Why This Matters for Policy Debate

There is a risk of overlooking the systematic analysis of social and ideological trends in large communities at the cost of negligence in policy-making, especially when it comes to the discussion of secularism (laïcite) and the equality of citizens, as well as social order in France. The survey is not concerned with faith but investigates the issue of political instrumentalisation of religion that might affect the democratic cohesion.

The advocates of the new law believe that openness regarding ideological influence, particularly when it is connected to such political projects as opposed to personal conviction, allows making the democratic choice and assists people in avoiding manipulation. The fact-based reporting is not the use of slogans but gives the institution the opportunity to deliberate, based on methodology and process.

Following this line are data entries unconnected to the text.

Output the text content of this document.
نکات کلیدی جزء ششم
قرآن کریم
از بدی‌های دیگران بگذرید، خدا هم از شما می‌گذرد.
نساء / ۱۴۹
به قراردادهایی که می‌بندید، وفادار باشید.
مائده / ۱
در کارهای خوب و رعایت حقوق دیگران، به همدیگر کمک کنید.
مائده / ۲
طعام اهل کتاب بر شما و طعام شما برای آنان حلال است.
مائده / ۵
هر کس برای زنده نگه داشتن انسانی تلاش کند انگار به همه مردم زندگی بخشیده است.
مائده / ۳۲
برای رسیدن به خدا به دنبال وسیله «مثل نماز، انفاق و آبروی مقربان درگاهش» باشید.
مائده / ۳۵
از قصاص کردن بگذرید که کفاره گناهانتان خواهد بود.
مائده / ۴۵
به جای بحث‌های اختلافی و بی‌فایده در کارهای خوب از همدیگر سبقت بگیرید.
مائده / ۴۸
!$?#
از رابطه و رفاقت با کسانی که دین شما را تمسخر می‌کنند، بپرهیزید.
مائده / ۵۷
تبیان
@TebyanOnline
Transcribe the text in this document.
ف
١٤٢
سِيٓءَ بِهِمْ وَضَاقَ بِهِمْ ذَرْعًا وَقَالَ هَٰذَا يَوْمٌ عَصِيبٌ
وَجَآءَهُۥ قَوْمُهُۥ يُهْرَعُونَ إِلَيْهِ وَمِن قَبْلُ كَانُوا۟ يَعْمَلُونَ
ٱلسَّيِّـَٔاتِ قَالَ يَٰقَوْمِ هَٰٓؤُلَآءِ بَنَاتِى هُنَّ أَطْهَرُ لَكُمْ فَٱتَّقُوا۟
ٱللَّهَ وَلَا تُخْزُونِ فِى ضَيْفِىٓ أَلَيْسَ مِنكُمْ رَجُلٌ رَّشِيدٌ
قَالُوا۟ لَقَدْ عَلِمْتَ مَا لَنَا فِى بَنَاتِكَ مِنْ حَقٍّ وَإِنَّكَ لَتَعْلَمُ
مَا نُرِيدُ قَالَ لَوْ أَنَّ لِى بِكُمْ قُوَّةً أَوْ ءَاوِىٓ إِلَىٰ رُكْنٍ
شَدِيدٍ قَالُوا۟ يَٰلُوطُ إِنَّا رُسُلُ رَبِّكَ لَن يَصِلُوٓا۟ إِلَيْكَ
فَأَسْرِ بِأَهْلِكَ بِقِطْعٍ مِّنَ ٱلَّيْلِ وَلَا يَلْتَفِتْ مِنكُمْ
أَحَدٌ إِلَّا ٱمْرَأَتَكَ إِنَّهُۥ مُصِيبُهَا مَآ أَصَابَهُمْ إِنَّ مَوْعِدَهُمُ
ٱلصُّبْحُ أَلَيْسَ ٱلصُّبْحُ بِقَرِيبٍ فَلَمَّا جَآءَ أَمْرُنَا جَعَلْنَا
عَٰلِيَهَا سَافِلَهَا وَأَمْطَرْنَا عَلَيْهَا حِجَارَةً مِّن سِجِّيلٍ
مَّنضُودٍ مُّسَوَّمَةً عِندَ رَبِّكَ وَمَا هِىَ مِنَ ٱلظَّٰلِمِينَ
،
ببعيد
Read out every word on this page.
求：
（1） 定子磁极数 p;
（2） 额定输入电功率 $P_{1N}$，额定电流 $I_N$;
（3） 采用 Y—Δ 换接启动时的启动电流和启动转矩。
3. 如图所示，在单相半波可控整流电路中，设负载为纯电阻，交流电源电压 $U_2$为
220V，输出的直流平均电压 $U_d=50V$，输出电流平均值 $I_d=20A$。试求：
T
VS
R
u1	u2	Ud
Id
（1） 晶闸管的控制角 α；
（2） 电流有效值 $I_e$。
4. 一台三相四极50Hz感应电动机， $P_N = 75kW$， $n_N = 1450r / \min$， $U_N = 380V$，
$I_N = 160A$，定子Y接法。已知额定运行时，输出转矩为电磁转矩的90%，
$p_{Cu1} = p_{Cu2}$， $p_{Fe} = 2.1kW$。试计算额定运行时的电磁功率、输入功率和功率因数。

Balancing Facts and Public Discourse

Although the IFOP research has been criticized by certain commentators and organizations on specific aspects of the survey or its analysis, the study is a factual piece of data that has contributed to the study of intricate social dynamics. Though in a republican democracy, this kind of analysis is useful to the security policy as well as the preservation of the rights of individual citizens, in which defence of citizens would be the defence against political instrumentalisation of religion without stigmatising of individual believers.